Masters of Health Magazine July 2020 | Page 78

COVID-19, Air Pollution and Glyphosate

By Dr. Stephanie Seneff, B.S., M.S., E.E., Ph.D.

The new disease, COVID-19, is currently sweeping across the globe, disrupting the global economy and causing great suffering. Oddly, it seems to have a perverse attraction to the countries that are most highly industrialized, with large outbreaks and high death rates, especially in the United States, as well as multiple European countries, and, most recently, Brazil in South America.

While the United states represents only 4.3% of the world’s total population, statistics indicated that by the end of May, 2020, it had 29% of the total deaths from COVID-19. Why is the United States getting hit so hard?

In examining the locations of the hot spots around the globe, COVID-19 seems to especially affect large cities situated on major waterways - Wuhan, where the infection first appeared, on the Yangtze River, New York City at the mouth of the Hudson River, Boston on the Charles River, New Orleans at the mouth of the mighty Mississippi, Washington D.C. on the Potomac, and London on the Thames.

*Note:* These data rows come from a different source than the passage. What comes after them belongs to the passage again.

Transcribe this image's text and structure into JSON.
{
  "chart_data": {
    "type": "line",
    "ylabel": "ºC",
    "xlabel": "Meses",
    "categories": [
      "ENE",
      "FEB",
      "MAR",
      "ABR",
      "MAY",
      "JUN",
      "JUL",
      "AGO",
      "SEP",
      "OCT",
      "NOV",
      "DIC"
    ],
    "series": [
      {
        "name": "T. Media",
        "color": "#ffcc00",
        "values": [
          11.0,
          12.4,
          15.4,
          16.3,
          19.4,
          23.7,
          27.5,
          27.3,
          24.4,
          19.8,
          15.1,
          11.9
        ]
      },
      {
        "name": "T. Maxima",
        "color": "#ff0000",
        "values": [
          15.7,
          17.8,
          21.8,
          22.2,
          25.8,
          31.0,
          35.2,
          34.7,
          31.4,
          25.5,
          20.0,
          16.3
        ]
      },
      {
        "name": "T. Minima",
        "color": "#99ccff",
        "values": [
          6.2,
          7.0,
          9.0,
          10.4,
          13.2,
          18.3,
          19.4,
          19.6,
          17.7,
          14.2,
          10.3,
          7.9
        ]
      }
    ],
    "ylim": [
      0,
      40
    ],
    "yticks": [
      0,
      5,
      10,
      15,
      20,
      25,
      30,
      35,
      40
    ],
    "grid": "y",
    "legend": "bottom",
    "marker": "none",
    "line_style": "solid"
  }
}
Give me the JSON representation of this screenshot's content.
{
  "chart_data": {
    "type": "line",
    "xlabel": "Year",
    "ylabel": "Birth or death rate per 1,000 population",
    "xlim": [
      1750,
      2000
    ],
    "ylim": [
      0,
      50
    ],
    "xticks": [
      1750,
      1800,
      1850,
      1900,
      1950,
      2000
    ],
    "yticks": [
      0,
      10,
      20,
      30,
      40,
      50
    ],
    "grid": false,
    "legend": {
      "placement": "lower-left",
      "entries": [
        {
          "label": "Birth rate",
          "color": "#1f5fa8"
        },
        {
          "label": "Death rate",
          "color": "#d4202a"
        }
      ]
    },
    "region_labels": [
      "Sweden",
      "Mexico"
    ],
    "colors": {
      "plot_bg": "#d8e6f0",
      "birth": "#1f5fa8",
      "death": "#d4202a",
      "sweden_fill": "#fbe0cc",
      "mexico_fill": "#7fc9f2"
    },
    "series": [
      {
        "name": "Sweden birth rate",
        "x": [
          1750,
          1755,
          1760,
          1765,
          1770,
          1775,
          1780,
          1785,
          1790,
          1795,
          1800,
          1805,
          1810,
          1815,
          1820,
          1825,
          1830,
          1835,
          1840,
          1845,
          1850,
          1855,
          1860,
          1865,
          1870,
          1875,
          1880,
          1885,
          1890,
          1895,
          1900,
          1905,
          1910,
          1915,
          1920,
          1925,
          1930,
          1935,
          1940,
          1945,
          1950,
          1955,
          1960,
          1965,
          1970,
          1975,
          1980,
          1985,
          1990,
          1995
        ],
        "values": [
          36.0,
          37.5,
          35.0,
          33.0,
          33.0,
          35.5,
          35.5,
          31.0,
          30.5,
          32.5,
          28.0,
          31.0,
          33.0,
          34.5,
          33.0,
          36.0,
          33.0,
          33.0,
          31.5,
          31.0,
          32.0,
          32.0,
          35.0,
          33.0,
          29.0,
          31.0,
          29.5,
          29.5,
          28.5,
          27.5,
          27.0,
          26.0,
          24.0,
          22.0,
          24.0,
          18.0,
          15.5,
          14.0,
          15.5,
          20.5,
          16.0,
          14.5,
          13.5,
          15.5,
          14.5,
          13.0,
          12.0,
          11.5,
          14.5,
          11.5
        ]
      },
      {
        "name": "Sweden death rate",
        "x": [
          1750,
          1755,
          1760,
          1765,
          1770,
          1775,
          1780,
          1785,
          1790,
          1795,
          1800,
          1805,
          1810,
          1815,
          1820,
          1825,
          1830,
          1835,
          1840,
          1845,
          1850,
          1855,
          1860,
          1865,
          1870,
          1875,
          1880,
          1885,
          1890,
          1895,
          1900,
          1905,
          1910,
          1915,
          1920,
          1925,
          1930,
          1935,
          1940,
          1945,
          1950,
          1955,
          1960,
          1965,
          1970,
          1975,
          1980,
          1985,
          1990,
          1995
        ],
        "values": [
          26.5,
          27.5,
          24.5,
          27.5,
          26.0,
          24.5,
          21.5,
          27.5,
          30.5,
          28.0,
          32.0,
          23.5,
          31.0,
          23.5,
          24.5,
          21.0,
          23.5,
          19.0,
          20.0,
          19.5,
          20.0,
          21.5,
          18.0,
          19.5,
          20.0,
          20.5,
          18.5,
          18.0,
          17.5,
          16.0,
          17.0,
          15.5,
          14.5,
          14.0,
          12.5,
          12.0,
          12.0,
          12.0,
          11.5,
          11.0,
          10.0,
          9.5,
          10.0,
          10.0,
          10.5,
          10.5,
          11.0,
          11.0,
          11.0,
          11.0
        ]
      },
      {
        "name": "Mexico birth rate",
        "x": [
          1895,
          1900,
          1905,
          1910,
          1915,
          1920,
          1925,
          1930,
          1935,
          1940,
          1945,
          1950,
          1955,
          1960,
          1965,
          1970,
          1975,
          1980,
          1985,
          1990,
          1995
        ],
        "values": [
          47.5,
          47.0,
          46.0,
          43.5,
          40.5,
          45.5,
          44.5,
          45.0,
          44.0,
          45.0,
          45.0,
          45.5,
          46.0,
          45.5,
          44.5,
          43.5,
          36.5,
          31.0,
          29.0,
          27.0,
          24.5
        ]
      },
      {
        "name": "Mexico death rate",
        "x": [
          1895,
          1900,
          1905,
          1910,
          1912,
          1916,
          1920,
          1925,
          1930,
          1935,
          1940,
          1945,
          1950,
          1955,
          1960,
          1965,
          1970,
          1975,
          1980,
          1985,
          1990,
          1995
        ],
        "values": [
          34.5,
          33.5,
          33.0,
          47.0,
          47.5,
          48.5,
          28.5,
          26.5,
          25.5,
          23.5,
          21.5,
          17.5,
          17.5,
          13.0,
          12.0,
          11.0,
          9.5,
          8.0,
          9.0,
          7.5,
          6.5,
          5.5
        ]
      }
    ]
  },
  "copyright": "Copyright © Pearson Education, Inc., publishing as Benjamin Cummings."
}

These same cities also share a common thread in their leadership role in promoting the biofuel industry. This industry is gaining traction as a way to reduce oil consumption and greenhouse gas emissions. An attractive feature is the ability to ship biomass loaded up on barges on the river to be transported to a destination biofuel production plant near the city. The manufactured fuels include ethanol as an additive in gasoline, biodiesel fuel for trucks and buses in the city, home heating oil, aviation biofuel, as well as biogas that can be piped into homes for cooking and heating uses.

Is there a way to link these observations to a cause-and-effect relationship? I believe there is, and the simple story is that air pollution specifically from biofuels is priming the lungs for an overzealous response to COVID-19, where excessive release of cytokines by the immune cells triggers an inflammatory response that damages the delicate lung tissues. This launches a downward spiraling cascade towards eventual death due to oxygen starvation or a thrombosis crisis from multiple small blood clots, as cellular debris clutters up the blood circulation [1].

There is a steadily increasing body of evidence pointing to air pollution as playing a causal role in acute responses to COVID-19 and increased infection rates. A study by researchers from Harvard, based on populations across the United States, showed that even a small increase in exposure to small particulate matter released in vehicle exhaust fumes leads to a substantial increased death rate from COVID-19 [2]. These tiny particulates, made up of solid soot and nucleated condensed liquids, come mostly from the exhaust of vehicles - predominantly trucks and buses – running on diesel fuel. People of color in the Northeast United States breathe in on average 66% more air pollution from vehicles than white people [3]. COVID-19 mortality for black Americans is 2.4 times as high as the rate for whites [4].